そのことに安心して、アスカは下腹を撫でる。
現世に帰還してしばし、アスカはアシュレとの抱擁を解けなかった。
このまま身を離されて接続を失ったら──またあの虚無に喰われてしまうのではないか、という恐怖があって、アスカはアシュレにしがみつきっぱなしだった。
泣きじゃくるアスカを、アシュレは大人の男としてなだめ、慰めてくれた。
もっと、もっとわからせてくれ。
まだ完全には覚醒しきらぬ意識のなか、ともすれば手放してしまいそうになる現実を必死に繋ぎ止めるために、アスカはアシュレに懇願した。

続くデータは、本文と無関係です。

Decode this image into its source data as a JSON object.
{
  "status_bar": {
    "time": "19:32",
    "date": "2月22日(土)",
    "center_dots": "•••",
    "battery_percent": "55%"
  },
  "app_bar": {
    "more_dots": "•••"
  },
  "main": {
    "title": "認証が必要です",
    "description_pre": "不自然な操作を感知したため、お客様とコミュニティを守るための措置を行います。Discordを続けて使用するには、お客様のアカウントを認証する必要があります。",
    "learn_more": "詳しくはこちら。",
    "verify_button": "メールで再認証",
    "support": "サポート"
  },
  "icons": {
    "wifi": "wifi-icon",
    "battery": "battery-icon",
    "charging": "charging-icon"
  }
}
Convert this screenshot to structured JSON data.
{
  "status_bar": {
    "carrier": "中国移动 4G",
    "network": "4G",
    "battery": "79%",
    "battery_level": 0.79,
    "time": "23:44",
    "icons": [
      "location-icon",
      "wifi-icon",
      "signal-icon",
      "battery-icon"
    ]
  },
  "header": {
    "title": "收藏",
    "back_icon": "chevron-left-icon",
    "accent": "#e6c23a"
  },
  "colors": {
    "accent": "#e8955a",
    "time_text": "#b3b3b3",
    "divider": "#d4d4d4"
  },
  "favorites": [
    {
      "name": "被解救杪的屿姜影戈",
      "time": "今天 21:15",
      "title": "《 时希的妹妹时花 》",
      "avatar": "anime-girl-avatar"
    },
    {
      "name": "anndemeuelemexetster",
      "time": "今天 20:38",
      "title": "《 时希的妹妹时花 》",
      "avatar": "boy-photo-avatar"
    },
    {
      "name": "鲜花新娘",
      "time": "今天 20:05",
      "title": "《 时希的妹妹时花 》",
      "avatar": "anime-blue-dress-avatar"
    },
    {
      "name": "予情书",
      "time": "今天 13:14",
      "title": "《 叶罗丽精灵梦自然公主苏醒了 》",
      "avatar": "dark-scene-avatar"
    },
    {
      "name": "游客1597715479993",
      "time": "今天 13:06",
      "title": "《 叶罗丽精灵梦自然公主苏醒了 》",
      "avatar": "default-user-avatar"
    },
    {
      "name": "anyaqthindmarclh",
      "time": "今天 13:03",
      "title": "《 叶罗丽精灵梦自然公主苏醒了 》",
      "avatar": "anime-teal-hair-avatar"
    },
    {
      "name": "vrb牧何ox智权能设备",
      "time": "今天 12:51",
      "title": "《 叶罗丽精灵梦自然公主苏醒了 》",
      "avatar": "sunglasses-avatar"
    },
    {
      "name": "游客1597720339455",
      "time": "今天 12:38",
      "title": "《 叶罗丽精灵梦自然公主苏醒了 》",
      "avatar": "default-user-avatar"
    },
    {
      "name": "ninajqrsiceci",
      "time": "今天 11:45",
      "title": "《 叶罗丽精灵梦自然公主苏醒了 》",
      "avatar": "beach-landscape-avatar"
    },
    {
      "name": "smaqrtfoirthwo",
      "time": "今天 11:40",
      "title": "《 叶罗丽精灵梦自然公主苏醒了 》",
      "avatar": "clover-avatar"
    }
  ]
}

実感を、自分がここにいて、アシュレに愛されている実感を思い知らせてくれと。
その希求にアシュレは全身全霊で応えてくれた。
伝導される《スピンドル》の律動が、断たれていたアスカの導線を正し、道を拓き直していくのがわかる。
拓かれていく悦びにアスカは涙した。
もしかしたら、〈ジャグリ・ジャグラ〉を用いてアシュレに彫刻されるとき、シオンは同じような悦びを感じているのかもしれない。
だとしたら──ずるい、とアスカは思う。
わたしも、もっとそうされたい、と。
肉体の隅々に、アシュレによって《意志》を伝達されたい。
そのための道を拓かれたい。
だから、身を引き剥がすのが恐かった。
時間がないことを理性ではわかっていた。
どういう理屈でかアスカは知らなかったが、自分がここにいるということは、アテルイが身代わりになったということだ。
そのことを必死に伝えようと唇を動かしたが、呂律が回らず、言葉にならなかった。
焦燥ともどかしさと怯えに翻弄されて、アスカは嗚咽を上げながらアシュレにしがみつくことしかできなかった。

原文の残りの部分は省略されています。